1.Jack Reacher. And you really need no other reason. Reacher is one of the great creations in genre fiction, a knight errant of thrillerdom. The ex-military cop is huge (6 feet, 5 inches tall, circa 240 pounds), physically intimidating, adept with all manner of weaponry, quick of intellect and even quicker to determine and confront various forms of villainy. Reacher is (usually) homeless and on the move, owning nothing but a toothbrush and changing outfits every few days as he rides and hikes his way across the United States, never courting danger, but always finding it.

2.He never writes a bad book. Seventeen books in, the series shows no signs of flagging. In A Wanted Man, the ever-itinerant Reacher, sporting a recently broken nose, hitches a ride in remote Nebraska with two men and a woman who claim to be on a company exercise. Meanwhile, an unidentified man has been brutally murdered and the local police may not be equipped to handle it. As usual, Reacher has taken on something quite different from what he bargained for. Expect some satisfying twists and turns along the otherwise arrow-straight highways of the great American Midwest.
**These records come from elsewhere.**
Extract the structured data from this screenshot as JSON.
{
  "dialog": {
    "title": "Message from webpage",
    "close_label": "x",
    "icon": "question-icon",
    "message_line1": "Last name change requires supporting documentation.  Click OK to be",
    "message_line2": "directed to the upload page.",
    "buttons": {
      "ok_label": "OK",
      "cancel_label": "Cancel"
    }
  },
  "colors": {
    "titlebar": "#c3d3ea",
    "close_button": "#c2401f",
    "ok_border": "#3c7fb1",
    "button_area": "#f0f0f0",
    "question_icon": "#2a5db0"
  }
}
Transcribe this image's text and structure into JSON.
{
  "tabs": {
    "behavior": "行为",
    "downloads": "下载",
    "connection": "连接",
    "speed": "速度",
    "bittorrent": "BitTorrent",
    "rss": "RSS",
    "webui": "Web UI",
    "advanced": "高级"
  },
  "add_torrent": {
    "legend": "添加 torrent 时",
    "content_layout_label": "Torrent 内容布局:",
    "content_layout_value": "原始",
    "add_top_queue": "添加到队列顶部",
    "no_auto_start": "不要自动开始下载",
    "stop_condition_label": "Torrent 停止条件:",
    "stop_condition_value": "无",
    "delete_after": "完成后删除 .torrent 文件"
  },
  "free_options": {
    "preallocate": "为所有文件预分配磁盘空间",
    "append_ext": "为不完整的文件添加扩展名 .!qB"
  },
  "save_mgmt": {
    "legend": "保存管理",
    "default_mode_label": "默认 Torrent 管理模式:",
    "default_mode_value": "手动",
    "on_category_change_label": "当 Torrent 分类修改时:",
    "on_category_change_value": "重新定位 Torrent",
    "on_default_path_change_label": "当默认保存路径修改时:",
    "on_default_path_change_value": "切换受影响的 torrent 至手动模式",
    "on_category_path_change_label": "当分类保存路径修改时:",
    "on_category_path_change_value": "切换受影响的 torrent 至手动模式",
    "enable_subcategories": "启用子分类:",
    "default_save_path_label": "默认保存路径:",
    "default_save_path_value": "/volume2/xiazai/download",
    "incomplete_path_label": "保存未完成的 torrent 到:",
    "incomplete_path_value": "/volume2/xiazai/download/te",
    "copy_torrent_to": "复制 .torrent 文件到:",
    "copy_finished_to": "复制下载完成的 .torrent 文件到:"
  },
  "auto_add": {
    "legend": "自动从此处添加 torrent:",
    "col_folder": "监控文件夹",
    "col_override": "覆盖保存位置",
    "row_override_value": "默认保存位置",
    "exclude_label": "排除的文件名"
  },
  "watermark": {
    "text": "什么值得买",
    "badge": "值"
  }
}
3.He likes and respects women. Child's women are never merely decorative. They range from kidnap victims to lawyers to cops to FBI agents, and they're usually intelligent, resourceful and entirely capable of handling themselves in a crisis. And there's always a crisis. And, of course, with a notable exception or two, they tend to be attracted to Reacher, even though, or perhaps because, he was born a travelling man.

4.He's a great tour guide to the United States. Reacher was a military brat who spent most of his life overseas. By wandering his native country, he allows Child – who's from England, though you'd never know it – to tour the highways, hamlets, backwaters and, sometimes, cities of America. A Wanted Man is very much a driving novel; when you finish, you'll feel as if you've been companionably on the road. The miles click by, the pages turn. And we begin an impatient wait for the next Reacher novel.

Martin Levin is Books editor of The Globe and Mail. He is dismayed by the choice of the decidedly non-intimidating Tom Cruise to play Reacher in the forthcoming film, but is willing to suspend judgment.